The unfortunate side-effects of postmodern niceness

In a DD2 society, a postmodern society, the worst DD1 men are free to cause havoc, because the demons that torment them generally just won’t leave them, no matter how many years they spend in prison. You can only beat demons out of someone with love, as shown so beautifully by the scene we just looked at.

And when entire DD1-centric cultures arrive through immigration in DD2-centric societies, they will not want to adapt and integrate. They will look down on the pussywhipped men of DD2, and not until the DD2 culture starts evolving into DD3 will these DD1 men and women open up to growth. This view is coarse and painting with broad strokes. But I think you’ll find it’s accurate.

This, if accurate, has pretty big implications. It could very well mean that unless we develop into DD3 as soon as possible, or 2nd tier in the Spiral Dynamics model, we could be screwed by all the demons that we didn’t dare beat out of people from the standpoint of our puny DD2 selves. I’m not campaigning for wanton violence with these statements. But I am campaigning for re-embracing the anger inherent in masculine love as a necessary step in healing the many fractured souls out there. Souls that are not capable of seeing that their ways are evil.

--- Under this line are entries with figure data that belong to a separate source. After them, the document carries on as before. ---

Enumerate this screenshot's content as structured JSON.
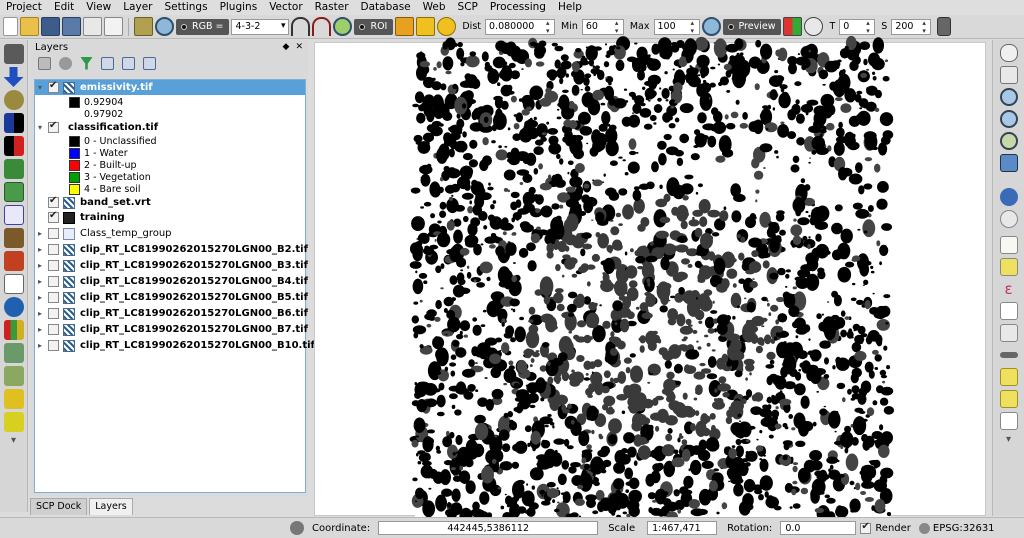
{
  "menubar": [
    "Project",
    "Edit",
    "View",
    "Layer",
    "Settings",
    "Plugins",
    "Vector",
    "Raster",
    "Database",
    "Web",
    "SCP",
    "Processing",
    "Help"
  ],
  "toolbar": {
    "rgb_button": "RGB =",
    "rgb_combo": "4-3-2",
    "roi_button": "ROI",
    "dist_label": "Dist",
    "dist_value": "0.080000",
    "min_label": "Min",
    "min_value": "60",
    "max_label": "Max",
    "max_value": "100",
    "preview_button": "Preview",
    "t_label": "T",
    "t_value": "0",
    "s_label": "S",
    "s_value": "200"
  },
  "layers_panel": {
    "title": "Layers",
    "layers": [
      {
        "name": "emissivity.tif",
        "checked": true,
        "expanded": true,
        "selected": true,
        "bold": true,
        "icon": "raster-icon"
      },
      {
        "legend": "0.92904",
        "color": "#000000"
      },
      {
        "legend": "0.97902",
        "color": "#ffffff"
      },
      {
        "name": "classification.tif",
        "checked": true,
        "expanded": true,
        "bold": true,
        "icon": "none"
      },
      {
        "legend": "0 - Unclassified",
        "color": "#000000"
      },
      {
        "legend": "1 - Water",
        "color": "#0000ff"
      },
      {
        "legend": "2 - Built-up",
        "color": "#ff0000"
      },
      {
        "legend": "3 - Vegetation",
        "color": "#00a000"
      },
      {
        "legend": "4 - Bare soil",
        "color": "#ffff00"
      },
      {
        "name": "band_set.vrt",
        "checked": true,
        "bold": true,
        "icon": "raster-icon"
      },
      {
        "name": "training",
        "checked": true,
        "bold": true,
        "icon": "square-icon"
      },
      {
        "name": "Class_temp_group",
        "checked": false,
        "group": true,
        "icon": "group-icon"
      },
      {
        "name": "clip_RT_LC81990262015270LGN00_B2.tif",
        "checked": false,
        "bold": true,
        "group": true,
        "icon": "raster-icon"
      },
      {
        "name": "clip_RT_LC81990262015270LGN00_B3.tif",
        "checked": false,
        "bold": true,
        "group": true,
        "icon": "raster-icon"
      },
      {
        "name": "clip_RT_LC81990262015270LGN00_B4.tif",
        "checked": false,
        "bold": true,
        "group": true,
        "icon": "raster-icon"
      },
      {
        "name": "clip_RT_LC81990262015270LGN00_B5.tif",
        "checked": false,
        "bold": true,
        "group": true,
        "icon": "raster-icon"
      },
      {
        "name": "clip_RT_LC81990262015270LGN00_B6.tif",
        "checked": false,
        "bold": true,
        "group": true,
        "icon": "raster-icon"
      },
      {
        "name": "clip_RT_LC81990262015270LGN00_B7.tif",
        "checked": false,
        "bold": true,
        "group": true,
        "icon": "raster-icon"
      },
      {
        "name": "clip_RT_LC81990262015270LGN00_B10.tif",
        "checked": false,
        "bold": true,
        "group": true,
        "icon": "raster-icon"
      }
    ]
  },
  "dock_tabs": [
    "SCP Dock",
    "Layers"
  ],
  "statusbar": {
    "coordinate_label": "Coordinate:",
    "coordinate_value": "442445,5386112",
    "scale_label": "Scale",
    "scale_value": "1:467,471",
    "rotation_label": "Rotation:",
    "rotation_value": "0.0",
    "render_label": "Render",
    "epsg": "EPSG:32631"
  }
}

Purification on the other side of purgatory

For the novice monk, the mature masculine expression of loving punishment becomes his salvation. He goes to prison, and comes back in “Winter”, purged of his demons from the time behind bars, instructed as he was by his Master to accept the punishment that was coming to him. His Master is now dead, having shown transcendence over life by giving his own life as a sacrifice on a funeral pyre, as the karma of his life had been fulfilled. Sidenote: The pearls the returning monk picks out of the ice are relics that appear from the bodies of spiritually realized meditation practitioners.

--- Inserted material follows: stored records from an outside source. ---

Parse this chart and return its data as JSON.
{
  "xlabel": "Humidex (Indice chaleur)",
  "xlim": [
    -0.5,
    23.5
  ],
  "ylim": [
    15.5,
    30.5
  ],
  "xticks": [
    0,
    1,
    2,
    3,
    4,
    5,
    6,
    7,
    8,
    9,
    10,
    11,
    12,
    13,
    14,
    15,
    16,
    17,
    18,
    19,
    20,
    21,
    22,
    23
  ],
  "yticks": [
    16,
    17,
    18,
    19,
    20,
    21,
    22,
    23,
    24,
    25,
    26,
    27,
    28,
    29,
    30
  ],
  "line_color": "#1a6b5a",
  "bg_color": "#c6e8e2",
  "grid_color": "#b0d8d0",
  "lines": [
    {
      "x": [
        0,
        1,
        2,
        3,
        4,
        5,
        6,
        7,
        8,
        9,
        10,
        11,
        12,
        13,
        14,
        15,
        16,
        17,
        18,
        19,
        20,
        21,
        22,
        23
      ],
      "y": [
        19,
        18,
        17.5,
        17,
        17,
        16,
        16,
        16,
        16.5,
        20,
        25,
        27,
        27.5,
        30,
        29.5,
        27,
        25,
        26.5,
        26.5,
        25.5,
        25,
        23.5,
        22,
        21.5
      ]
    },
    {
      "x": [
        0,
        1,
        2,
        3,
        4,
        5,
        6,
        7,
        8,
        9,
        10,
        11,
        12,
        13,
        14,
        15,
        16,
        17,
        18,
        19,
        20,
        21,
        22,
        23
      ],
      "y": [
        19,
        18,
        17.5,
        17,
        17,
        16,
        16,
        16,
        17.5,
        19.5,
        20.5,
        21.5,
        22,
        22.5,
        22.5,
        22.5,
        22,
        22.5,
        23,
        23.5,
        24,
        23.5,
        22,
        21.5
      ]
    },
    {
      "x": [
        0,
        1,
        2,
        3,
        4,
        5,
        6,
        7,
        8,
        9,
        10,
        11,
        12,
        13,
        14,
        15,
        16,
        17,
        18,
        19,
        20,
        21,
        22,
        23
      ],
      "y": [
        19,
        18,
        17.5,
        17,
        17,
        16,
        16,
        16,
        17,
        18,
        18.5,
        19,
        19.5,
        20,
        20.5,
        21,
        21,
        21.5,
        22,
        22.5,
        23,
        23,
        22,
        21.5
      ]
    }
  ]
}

In a beautiful and climactic scene, the now free monk ties a rope with a heavy grindstone around his waist, and goes into the cold winter woods carrying what I believe is a Kuan Yin statue, the Buddhist embodiment of compassion. This scene is loaded with meaning. There’s the sense that he’s not only carrying the sins of his own past with him. He’s carrying the sins of all humanity. And he takes those sins, and offers their purification as a gift to the world through the blessings of Kuan Yin.

We cannot change our past. And it bears little fruit dwelling on it. But we can surrender to the world, as it beats the demons out of us (be it through depression, chronic illness etc), and then offer that purification as a gift in service of humanity. Who knows if it makes a difference to the world. But it certainly has made a difference to me. Truth be told though, they are high goals – and I can do little but kneel at their feet. While keeping my heart open as another swing from the master of Life approaches.

Accepting our destiny

The beating goes on. And we can do little but inhale, center ourselves, and surrender in love to what is coming; trying to escape pain is the beginning of our weakness. And then, if we have it in us, we exhale into the world with an open heart, pressing through all pain and misery and obstructions and become a living sacrifice. Remember General Maximus. Remember Christopher. Many of the stories we love are like this. So maybe, to love our life, ours must be too?

Perhaps, though, we’ll postpone the dying part for another day.